Alison Bartsch¹ Charlotte Avra¹ Amir Barati Farimani¹

¹Carnegie Mellon University Mechanical Engineering

[Paper]

Abstract

Deformable object manipulation presents a unique set of challenges in robotic manipulation by exhibiting high degrees of freedom and severe self-occlusion. State representation for materials that exhibit plastic behavior, like modeling clay or bread dough, is also difficult because they permanently deform under stress and are constantly changing shape. In this work, we investigate each of these challenges using the task of robotic sculpting with a parallel gripper. We propose a system that uses point clouds as the state representation and leverages pre-trained point cloud reconstruction Transformer to learn a latent dynamics model to predict material deformations given a grasp action. We design a novel action sampling algorithm that reasons about geometrical differences between point clouds to further improve the efficiency of model-based planners. All data and experiments are conducted entirely in the real world. Our experiments show the proposed system is able to successfully capture the dynamics of clay, and is able to create a variety of simple shapes.

X Edited.mp4

Target Shape: X

Cylinder Edited.mp4

Target Shape: Cylinder

Square Edited.mp4

Target Shape: Square

Line Edited.mp4

Target Shape: Line

Dynamics Prediction Pipeline

The entire dynamics prediction pipeline. We first use farthest point sampling and k-nearest neighbors to cluster the original point cloud into 64 clusters. These 64 clusters become a much smaller and sparser point cloud. We then use the pre-trained dVAE from Point-BERT to tokenize each cluster. The centroid point cloud is passed through a simple physics-based dynamics approximator to predict the next state centroid point cloud given the grasp action.  This predicted next state centroid point cloud is passed to the point token predictor dynamics model along with the state centroid tokenization and the grasp action. The point token predictor predicts the tokens for each next state centroid, which represent the geometrical structure of the points within that region of the cloud. These predicted tokens along with the predicted centroid point cloud are then passed through the dVAE decoder to reconstruct the full dense predicted next state point cloud.

Vision Processing

The full preprocessing pipeline for the point clouds. a) The original point cloud of the scene. b) the scene after position-based cropping to eliminate the elevated stage. c) The point cloud after color-based thresholding. d) The point cloud after removing statistical outliers and adding in a base plane. e) The point cloud downsampled to 2048 points.

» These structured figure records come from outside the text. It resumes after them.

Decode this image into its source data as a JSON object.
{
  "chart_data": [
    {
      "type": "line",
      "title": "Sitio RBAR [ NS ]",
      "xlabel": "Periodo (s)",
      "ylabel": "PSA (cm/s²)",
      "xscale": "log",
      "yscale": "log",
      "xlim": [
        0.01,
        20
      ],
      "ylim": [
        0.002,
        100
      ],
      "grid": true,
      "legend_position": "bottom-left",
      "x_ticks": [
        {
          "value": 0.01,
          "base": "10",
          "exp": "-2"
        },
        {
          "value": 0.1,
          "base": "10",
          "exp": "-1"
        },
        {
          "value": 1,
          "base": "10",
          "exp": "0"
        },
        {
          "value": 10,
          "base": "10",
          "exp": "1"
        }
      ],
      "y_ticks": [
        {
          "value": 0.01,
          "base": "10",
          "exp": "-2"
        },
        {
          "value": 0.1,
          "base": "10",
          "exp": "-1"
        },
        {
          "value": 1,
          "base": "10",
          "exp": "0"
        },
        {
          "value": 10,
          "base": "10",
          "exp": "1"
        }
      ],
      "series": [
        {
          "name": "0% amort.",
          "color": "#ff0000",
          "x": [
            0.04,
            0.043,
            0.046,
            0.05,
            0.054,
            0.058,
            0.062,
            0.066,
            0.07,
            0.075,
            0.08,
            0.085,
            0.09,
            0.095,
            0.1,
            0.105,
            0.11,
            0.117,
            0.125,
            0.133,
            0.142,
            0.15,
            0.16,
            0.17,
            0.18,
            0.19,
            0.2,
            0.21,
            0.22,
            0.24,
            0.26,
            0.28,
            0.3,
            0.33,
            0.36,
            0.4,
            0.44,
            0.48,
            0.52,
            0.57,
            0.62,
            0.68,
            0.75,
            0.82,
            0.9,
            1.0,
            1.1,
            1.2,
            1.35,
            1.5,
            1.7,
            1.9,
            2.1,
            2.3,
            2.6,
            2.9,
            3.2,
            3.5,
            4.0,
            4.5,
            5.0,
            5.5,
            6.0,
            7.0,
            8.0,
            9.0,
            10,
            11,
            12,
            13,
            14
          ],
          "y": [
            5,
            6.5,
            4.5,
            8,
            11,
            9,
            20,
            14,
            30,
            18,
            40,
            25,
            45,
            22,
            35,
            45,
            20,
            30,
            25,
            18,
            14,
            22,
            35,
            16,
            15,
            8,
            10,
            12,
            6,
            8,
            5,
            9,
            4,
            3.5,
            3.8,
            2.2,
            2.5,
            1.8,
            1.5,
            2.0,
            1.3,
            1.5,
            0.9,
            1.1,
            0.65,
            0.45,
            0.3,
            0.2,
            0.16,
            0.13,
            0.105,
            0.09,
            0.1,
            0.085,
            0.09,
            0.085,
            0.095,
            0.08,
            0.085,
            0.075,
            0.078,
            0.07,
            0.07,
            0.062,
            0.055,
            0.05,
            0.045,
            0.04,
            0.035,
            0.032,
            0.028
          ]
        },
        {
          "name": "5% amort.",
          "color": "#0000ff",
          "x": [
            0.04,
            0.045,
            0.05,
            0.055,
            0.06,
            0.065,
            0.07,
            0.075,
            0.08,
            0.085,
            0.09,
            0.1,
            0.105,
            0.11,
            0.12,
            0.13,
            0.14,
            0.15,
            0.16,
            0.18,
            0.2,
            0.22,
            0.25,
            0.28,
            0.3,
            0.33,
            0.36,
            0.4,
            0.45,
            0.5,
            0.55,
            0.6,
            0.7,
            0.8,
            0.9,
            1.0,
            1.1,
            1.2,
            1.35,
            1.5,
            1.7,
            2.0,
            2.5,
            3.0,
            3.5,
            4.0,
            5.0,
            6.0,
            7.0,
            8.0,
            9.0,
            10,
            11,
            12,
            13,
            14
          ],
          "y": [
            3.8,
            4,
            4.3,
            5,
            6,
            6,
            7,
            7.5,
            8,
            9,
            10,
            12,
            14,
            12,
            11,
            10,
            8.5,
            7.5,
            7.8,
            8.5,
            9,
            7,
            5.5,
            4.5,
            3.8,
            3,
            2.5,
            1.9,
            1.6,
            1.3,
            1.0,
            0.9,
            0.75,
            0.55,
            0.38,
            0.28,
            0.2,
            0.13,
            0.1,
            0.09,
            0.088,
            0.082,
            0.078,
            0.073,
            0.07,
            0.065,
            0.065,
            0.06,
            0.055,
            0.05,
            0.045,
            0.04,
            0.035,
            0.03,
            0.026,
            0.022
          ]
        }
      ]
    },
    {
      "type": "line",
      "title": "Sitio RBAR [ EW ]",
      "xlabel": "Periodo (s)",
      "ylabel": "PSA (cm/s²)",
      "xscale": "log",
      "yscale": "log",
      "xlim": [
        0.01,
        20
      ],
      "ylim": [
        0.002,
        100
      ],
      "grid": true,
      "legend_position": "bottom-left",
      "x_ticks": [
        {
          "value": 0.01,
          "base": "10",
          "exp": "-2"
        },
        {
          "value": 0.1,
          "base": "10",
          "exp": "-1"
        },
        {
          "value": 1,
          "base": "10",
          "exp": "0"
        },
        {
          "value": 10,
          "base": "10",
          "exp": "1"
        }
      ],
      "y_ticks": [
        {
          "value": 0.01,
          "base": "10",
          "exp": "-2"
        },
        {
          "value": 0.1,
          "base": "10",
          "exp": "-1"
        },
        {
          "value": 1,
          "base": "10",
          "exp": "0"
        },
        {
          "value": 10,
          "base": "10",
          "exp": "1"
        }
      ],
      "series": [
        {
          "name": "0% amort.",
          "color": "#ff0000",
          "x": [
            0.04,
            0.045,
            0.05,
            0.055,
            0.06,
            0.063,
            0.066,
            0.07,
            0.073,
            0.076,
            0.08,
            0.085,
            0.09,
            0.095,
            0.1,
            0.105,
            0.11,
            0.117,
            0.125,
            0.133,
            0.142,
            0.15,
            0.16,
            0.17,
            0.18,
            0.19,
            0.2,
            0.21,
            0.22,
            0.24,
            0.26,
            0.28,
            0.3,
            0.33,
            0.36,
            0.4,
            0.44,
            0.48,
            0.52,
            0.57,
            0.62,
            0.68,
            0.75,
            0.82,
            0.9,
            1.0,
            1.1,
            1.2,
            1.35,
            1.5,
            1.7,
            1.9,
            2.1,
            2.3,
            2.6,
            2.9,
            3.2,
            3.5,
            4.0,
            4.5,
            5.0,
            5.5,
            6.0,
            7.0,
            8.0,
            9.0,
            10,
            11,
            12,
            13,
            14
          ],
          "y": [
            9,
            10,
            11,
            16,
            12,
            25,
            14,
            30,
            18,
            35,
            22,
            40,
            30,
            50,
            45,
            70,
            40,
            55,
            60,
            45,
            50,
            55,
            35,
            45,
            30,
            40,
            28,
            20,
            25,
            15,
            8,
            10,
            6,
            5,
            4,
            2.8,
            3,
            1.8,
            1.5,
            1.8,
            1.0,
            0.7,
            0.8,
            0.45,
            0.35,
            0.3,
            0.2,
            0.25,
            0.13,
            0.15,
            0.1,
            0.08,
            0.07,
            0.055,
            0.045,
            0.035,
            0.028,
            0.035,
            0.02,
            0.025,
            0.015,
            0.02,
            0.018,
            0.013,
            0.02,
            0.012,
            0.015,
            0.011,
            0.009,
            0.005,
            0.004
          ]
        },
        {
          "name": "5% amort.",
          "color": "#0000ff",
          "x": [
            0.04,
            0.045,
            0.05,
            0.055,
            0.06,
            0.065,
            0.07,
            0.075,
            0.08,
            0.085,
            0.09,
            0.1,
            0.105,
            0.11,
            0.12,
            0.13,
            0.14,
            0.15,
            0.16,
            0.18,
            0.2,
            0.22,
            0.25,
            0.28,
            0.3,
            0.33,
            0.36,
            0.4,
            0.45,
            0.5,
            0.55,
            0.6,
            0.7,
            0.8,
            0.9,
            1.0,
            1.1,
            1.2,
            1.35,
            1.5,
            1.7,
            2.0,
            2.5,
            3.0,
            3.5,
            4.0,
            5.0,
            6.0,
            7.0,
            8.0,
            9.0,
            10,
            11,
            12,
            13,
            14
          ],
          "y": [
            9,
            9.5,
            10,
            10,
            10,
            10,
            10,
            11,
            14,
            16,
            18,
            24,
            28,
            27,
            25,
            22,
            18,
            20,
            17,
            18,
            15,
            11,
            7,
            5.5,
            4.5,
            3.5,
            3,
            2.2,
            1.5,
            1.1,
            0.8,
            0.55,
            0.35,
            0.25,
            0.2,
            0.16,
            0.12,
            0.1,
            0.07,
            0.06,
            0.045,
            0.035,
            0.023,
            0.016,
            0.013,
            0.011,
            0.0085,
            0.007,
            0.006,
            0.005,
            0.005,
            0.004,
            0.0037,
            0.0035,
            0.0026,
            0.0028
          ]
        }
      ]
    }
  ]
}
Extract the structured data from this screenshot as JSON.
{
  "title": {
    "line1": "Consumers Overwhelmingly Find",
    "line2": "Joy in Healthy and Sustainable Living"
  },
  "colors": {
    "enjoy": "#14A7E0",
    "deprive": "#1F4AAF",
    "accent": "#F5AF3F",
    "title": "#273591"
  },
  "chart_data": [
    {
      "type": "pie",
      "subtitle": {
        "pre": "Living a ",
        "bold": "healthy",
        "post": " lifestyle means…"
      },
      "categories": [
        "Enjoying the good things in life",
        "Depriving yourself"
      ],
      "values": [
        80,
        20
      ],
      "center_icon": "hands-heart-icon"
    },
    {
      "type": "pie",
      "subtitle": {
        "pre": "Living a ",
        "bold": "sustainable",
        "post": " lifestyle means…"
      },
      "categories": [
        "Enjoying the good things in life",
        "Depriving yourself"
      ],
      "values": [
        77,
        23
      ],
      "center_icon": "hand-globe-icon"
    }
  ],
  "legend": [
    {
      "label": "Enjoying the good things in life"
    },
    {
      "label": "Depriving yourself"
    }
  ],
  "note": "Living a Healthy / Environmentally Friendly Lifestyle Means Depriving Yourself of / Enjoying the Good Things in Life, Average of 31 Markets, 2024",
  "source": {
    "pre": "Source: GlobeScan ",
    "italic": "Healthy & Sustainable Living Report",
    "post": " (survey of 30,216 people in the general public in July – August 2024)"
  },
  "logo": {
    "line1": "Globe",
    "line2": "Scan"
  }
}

Point-BERT Pre-Trained Model

The dVAE from Point-BERT provides quality reconstruction of the real-world clay point clouds without requiring any finetuning on our dataset. This allows us to train a latent dynamics model predicting the material deformation in the Point-BERT embedding space.

Model Next State Predictions

A visualization of some next state predictions on the test set by the latent dynamics model trained on the human demonstration dataset. It is clear the model is able to capture and predict the large geometric changes caused by various grasp actions. However, some of the details may not be captured, likely due to the shape reconstruction, as the quality appears similar to some of the detail lost during reconstruction. This loss is a side effect of leveraging the pre-trained model from Point-BERT, and is not sufficient to justify training our own point cloud encoder, as it would require substantially more data.

Sculpting Results

The shapes a human was able to create when guiding the robot and its parallel gripper (Left) compared to the shapes the human demonstration trained dynamics model combined with MPC and geometric sampling was able to create (Right). Visually, it is clear that our system is not able to perform better than human oracle, but based on the reconstruction metrics, it is able to successfully recreate the key structural aspects of the shapes.